The Blues won their first two games at Winnipeg, then the Jets flew to St. Louis and took two games at Enterprise Center.

The Tampa Bay Lightning looked to be the one sure thing entering these playoffs, since they earned 128 points during the regular season and won the Presidents' Trophy. "I quite honestly remove Tampa from that parity this year," Armstrong said. "They were head and shoulders above of everybody else."

Or at least they were. The Columbus Blue Jackets swept them out of the postseason, capped by their 7-3 victory Tuesday night.

After winning 62 games in the regular season, the Lightning won zero games in the postseason. That's the NHL for you.

"You have a historic regular season doing what we did and have basically a historic playoff in defeat," Lightning coach Jon Cooper said during his postgame news conference. "Six days in April, Columbus played better."

The upstart New York Islanders swept the Pittsburgh Penguins, the perennial Stanley Cup contenders led by Sidney Crosby and Evgeni Malkin. "They deserve it," Malkin said after the Islanders closed out the Penguins with a 3-1 victory Tuesday night. "They have a great team."

Elsewhere, the Dallas Stars won a game at Nashville and the Predators returned the favor by winning Game 3 in the Big D. The Colorado Avalanche won once at Calgary while taking a 2-1 series lead over the Flames, the Western Conference's top seed.

Similarly, the Vegas Golden Knights won once at San Jose while racing to a 3-1 series lead over the Sharks. The Toronto Maple Leafs won their opener at Boston and went on to build a 2-1 series lead over the higher-seeded Bruins.

"When they say the playoffs are a new season, you have to respect that," venerable Bruins captain Zdeno Chara told reporters. "Everything that you've accomplished during the regular season has been wiped off the table. Everybody starts with a zero. All the stats start with zero. I think that's one thing people like to talk about, having always one team being the favorite, the other team being the underdog, but there is no such a thing.

"You can be talking about teams that have this skill, that type of player, but if you do that you only bring motivation for the other team to do their best and bring their best and they usually do."

In hockey, more so than in basketball, concerted effort by one team can negate the skill advantage of another. Hence the potential for upsets.

"In the series, there are matchups," Maple Leafs coach Mike Babcock said. "You're going to play the majority of your shifts against a certain matchup, a certain set of D. You've got to out-will them. That's just it. Skill is a wonderful thing; will is more important at this time of year and determination."

These playoff teams all have the potential to take a team run. But only some of them figure out how to realize that potential. Once they do, they have a chance to become special.

"Once you've had success at playoff time, and you've disarmed the bomb or found the key to the safe and you figure out what happened, you just think you know how to make it happen," Babcock said. "Until you find that, though, you're in the same process as everybody else."

The old-time NHL had dynasties, most notably the Maple Leafs and Montreal Canadiens during the "Original Six" days.
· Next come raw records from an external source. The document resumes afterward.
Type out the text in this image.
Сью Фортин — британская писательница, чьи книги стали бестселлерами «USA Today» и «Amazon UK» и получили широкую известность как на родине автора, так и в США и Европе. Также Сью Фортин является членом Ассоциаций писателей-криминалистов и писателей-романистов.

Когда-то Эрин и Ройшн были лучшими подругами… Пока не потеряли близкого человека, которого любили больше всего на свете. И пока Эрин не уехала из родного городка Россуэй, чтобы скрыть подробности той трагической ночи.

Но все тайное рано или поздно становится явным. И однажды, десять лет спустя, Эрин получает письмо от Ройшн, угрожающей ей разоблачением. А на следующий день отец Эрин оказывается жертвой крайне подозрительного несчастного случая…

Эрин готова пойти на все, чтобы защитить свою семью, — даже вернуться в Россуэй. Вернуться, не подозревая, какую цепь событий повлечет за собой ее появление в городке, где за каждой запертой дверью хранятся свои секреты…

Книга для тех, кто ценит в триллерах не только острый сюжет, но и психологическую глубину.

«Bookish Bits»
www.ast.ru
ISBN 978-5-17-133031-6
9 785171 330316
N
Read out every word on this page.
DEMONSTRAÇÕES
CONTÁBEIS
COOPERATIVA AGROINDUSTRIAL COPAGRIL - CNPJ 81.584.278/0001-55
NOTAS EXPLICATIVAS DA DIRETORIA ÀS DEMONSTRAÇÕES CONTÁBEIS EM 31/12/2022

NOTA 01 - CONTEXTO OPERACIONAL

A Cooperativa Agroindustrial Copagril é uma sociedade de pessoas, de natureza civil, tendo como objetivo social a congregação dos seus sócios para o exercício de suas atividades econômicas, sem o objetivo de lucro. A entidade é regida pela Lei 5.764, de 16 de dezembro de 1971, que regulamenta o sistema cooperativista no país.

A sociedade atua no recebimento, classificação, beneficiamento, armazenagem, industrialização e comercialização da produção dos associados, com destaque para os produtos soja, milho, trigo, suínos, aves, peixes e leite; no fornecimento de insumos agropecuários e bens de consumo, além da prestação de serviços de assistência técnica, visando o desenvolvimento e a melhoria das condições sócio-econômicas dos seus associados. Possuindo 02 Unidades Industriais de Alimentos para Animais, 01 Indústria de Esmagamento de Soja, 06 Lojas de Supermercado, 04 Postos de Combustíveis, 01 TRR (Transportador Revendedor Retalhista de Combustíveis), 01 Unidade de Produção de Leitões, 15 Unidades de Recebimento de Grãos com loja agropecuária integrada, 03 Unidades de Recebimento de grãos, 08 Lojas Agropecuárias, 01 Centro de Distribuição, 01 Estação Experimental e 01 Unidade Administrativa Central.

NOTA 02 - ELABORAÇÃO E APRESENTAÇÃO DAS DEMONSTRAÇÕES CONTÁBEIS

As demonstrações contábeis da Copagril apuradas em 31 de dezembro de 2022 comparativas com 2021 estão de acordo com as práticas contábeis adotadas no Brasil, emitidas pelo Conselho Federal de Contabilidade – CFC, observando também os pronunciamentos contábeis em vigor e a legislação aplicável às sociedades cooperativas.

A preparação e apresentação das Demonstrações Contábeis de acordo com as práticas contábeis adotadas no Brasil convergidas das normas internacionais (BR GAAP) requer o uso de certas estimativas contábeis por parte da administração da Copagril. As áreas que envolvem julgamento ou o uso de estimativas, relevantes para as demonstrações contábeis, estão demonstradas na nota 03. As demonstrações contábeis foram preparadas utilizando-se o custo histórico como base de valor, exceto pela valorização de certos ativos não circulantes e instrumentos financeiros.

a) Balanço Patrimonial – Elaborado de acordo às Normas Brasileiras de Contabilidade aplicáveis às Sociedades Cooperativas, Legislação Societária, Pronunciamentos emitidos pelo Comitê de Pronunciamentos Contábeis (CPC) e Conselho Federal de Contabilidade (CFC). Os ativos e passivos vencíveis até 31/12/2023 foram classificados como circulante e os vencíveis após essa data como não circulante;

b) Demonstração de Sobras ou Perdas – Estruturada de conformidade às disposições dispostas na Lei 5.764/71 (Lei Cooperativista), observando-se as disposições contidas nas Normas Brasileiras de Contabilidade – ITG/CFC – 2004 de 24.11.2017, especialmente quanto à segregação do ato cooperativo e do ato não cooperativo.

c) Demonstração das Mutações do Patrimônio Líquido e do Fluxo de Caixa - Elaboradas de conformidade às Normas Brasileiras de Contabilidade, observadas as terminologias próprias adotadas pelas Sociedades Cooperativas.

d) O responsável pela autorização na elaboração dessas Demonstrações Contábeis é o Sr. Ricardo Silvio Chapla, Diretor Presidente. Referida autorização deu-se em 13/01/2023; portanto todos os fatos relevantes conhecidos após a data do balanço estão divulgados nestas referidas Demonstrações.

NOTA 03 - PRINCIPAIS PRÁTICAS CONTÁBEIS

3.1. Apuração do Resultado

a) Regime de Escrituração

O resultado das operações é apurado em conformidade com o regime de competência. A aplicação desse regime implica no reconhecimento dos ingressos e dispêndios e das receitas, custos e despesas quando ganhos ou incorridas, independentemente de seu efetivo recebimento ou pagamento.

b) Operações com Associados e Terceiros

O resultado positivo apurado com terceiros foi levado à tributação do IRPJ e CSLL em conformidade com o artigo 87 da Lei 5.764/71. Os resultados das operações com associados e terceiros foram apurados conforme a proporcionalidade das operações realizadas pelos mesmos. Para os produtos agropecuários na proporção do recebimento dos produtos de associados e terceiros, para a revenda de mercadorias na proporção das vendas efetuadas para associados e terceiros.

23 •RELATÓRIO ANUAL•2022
The Islanders, then the Edmonton Oilers ruled the 1980s.

Hockey's wealth has been more evenly distributed the last three decades, particularly during the modern salary cap era. During the last 19 seasons, 12 franchises have won the Cup and another 10 different franchises have played for it.

The Penguins are the only team to repeat as champions during that 20-year stretch, although the Chicago Blackhawks (three Cups in five years) and Los Angeles Kings (two in three years) enjoyed mini-dynasties.

On the other hand, the Carolina Hurricanes won a Cup. So did the Lightning, long before it built this offensive juggernaut. The Sharks, Predators and Golden Knights played for the Cup the previous three seasons.

Neither the Blues nor Jets (nor their predecessors, the Atlanta Thrashers) have played for the Cup during that span. But Winnipeg reached the Western Conference Finals last season and the Blues got to the Final Four in 2016.

Any franchise can rise up and have success. Earn a berth in the playoffs and anything goes.

Which team is favored to claim the sacred chalice this season? Based on what we've seen across the first-round series, that is anybody's guess.